When he wasn’t chasing rats, he was one of Britain’s greatest taxidermists. British Customs Officers once held up some crates of South American birds until every bird had died and made useless for taxidermy. Waterton’s retaliation was to disembowel and preserve a large monkey, which he then dressed in fashionable clothes and gave it a face resembling the chief of customs.

In a great fanfare of publicity he set it up in the hall of a London club as a warning to other plebeians (his word) to not hold up scientific progress.
A great explorer, Waterton, who preached that shoes should only be worn indoors, always went barefoot. During every trek, he nightly used a sharp pointed clasp knife to remove the foreign objects, creepy-crawlies and insects that had stuck to, or in, his feet.
During a walk around the USA, Waterton sprained his ankle. Remembering how sprained ankles in Britain were helped to heal by holding the leg under a water pump, he decided to shove his under the falling waters of Niagara Falls.
He wrote in his journal, ‘…as I held my leg under the fall, I tried to meditate on the immense difference there was betwixt a house pump and this tremendous cascade of nature.
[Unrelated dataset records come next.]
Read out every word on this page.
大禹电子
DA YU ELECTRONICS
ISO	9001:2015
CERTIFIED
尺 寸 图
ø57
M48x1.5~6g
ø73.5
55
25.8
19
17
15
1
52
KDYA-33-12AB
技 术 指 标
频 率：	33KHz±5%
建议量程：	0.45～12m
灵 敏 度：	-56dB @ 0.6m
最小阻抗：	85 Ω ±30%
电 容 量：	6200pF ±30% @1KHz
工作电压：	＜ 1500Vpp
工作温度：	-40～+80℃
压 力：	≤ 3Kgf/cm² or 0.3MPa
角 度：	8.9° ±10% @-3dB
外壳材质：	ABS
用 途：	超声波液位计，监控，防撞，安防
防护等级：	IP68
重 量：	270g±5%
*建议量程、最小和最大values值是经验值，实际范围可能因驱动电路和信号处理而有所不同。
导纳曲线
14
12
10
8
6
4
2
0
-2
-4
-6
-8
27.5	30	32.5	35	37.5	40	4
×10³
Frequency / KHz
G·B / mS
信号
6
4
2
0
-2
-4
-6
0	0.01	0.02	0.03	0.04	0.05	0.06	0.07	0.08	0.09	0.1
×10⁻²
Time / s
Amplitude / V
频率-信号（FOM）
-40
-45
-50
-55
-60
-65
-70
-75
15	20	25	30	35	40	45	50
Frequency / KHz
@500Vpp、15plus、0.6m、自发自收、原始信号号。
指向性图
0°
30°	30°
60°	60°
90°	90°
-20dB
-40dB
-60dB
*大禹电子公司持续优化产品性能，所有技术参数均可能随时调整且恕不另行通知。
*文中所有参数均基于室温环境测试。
In the end, the sheer magnitude of the falls obliged me to desist in chasing a quick cure.’
Nothing changes. During a recent walk across the Antarctic ice-cap, Ranulph Feines, the modern day explorer, used a knife to cut away the infected gangrenous flesh and bone of his fingers and toes, leaving himself with half digits.
Are there any other eccentrics around these days? Not many, and Britain is the poorer without them, I say.